Traditionally yields on bonds outpaced the dividend yield on common stock. This is a reason that investors would incorporate bonds into their portfolio.
They could get a fixed yield and a reasonable level of safety. In fact, according to data from the widely acclaimed Yale economist Robert Shiller, since 1962, top quality bonds in the U.S. have carried an average yield of 8 percent, while stocks have yielded an average of 3%.
Not so in 2012.
Today if someone promises you a guaranteed 8% yield you can be sure that there is something very fishy going on.
Due to this huge influx of cash being used to buy bonds, bond prices have skyrocketed, meaning that yields on traditional income-producing investments like investment-grade bonds and deposits are paying next to nothing (inverse relationship between bond prices and yields).
It has gotten to the point that in many cases, a company’s stock dividend is much higher than the bond yield of the same issue.
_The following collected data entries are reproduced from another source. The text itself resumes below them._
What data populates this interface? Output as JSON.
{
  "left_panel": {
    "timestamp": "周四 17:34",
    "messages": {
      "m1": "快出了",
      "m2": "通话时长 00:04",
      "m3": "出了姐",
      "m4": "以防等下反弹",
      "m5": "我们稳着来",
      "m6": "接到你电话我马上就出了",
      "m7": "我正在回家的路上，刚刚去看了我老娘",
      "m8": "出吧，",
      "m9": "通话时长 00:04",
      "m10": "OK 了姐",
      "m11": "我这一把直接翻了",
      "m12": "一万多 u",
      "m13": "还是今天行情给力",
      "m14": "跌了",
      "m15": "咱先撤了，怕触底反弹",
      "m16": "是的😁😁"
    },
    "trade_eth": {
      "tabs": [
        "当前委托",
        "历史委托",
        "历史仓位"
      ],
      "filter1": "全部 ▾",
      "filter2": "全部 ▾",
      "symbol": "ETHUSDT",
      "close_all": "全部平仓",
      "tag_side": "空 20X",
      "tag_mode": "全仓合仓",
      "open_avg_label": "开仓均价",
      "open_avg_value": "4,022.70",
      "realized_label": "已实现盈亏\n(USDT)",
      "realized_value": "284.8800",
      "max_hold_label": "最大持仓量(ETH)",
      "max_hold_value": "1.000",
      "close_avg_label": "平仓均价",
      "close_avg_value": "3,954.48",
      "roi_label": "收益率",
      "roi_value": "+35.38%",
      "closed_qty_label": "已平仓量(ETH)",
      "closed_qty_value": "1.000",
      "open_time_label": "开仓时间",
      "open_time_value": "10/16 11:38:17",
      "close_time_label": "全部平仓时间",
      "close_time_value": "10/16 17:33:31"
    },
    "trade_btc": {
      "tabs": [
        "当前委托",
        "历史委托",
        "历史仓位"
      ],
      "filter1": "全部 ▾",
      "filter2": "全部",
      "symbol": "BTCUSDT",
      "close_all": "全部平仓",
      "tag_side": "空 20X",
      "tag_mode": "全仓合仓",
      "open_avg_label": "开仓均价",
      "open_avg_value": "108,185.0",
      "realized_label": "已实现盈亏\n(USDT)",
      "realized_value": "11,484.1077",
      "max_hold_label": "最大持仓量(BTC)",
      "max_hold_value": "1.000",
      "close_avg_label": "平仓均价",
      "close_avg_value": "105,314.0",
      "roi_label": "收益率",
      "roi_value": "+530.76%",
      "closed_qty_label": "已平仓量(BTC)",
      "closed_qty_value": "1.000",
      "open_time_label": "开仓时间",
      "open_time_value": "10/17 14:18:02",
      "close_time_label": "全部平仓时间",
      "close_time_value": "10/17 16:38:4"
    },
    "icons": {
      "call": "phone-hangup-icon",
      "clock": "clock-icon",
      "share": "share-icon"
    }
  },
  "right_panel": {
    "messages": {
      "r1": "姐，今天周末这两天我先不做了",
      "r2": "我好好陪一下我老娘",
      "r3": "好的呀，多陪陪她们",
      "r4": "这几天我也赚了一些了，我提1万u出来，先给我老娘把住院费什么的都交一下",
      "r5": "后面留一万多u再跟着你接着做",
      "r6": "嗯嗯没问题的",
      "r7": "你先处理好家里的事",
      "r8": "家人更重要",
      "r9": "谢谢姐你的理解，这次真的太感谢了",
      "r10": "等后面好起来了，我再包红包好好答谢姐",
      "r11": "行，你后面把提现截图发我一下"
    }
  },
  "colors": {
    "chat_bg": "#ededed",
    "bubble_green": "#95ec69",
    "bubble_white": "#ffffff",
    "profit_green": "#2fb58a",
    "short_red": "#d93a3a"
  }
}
It’s this search for yield that has created an interesting situation.
Investors can now generate more income from stock than they can get in a bond of the same company. This has even greater importance for retirement investors.
According to Jack Hough of SmartMoney magazine, “Investors who buy Procter & Gamble (NYSE:PG) bonds that come due in 15 years get a yield to maturity of about 3% a year. Those who buy the company’s stock, meanwhile, get a dividend yield of 3.7%.”
Hough continues, “P&G raised its dividend payment by 7% in April, marking 56 straight years of increases. If a company increases its dividend by 7% a year, payments to its shareholders will more than double by year 12, while those to its bondholders will be unchanged. But over a long enough time period, dependable dividends can offset much of that uncertainty.
If P&G can grow its dividend payments by just 5% a year, then after 13 years, stockholders will have collected more than $66 in dividends for each $61 share they bought today.”
This means that not only do you generate the income, but you have potential capital appreciation as well. Other well known companies like Chevron (NYSE:CVX), Coca Cola (NYSE:KO) and Johnson & Johnson (NYSE:JNJ) have similar metrics. It’s important to keep in mind that as opposed to bonds, stocks can lose some of or all of their value and companies can cut their dividends. Just because PG has increased its dividend for 56 consecutive years, doesn’t mean that if their business begins to suffer – that they won’t cut or eliminate their dividend altogether.
Not for everyone
In this interest-rate environment, one should take a long look at dividend paying stocks as a way to help lower market volatility and generate income. It’s important to emphasize that fixed-income investors who try to enhance the income generated in their portfolio solely through investing in dividend-paying stocks are doing so at their own peril.
The chance that the stock bought drops substantially surely exists. Stock market investing is risky, and as such, someone living on a tight fixed income should stick to low-yielding bonds instead of putting principal at risk. But for investors who have some wiggle room regarding the income they need to generate in order to meet their lifestyle, or are looking for an alternative to a highly-volatile portfolio, dividend paying stocks in this current environment are worth investigating.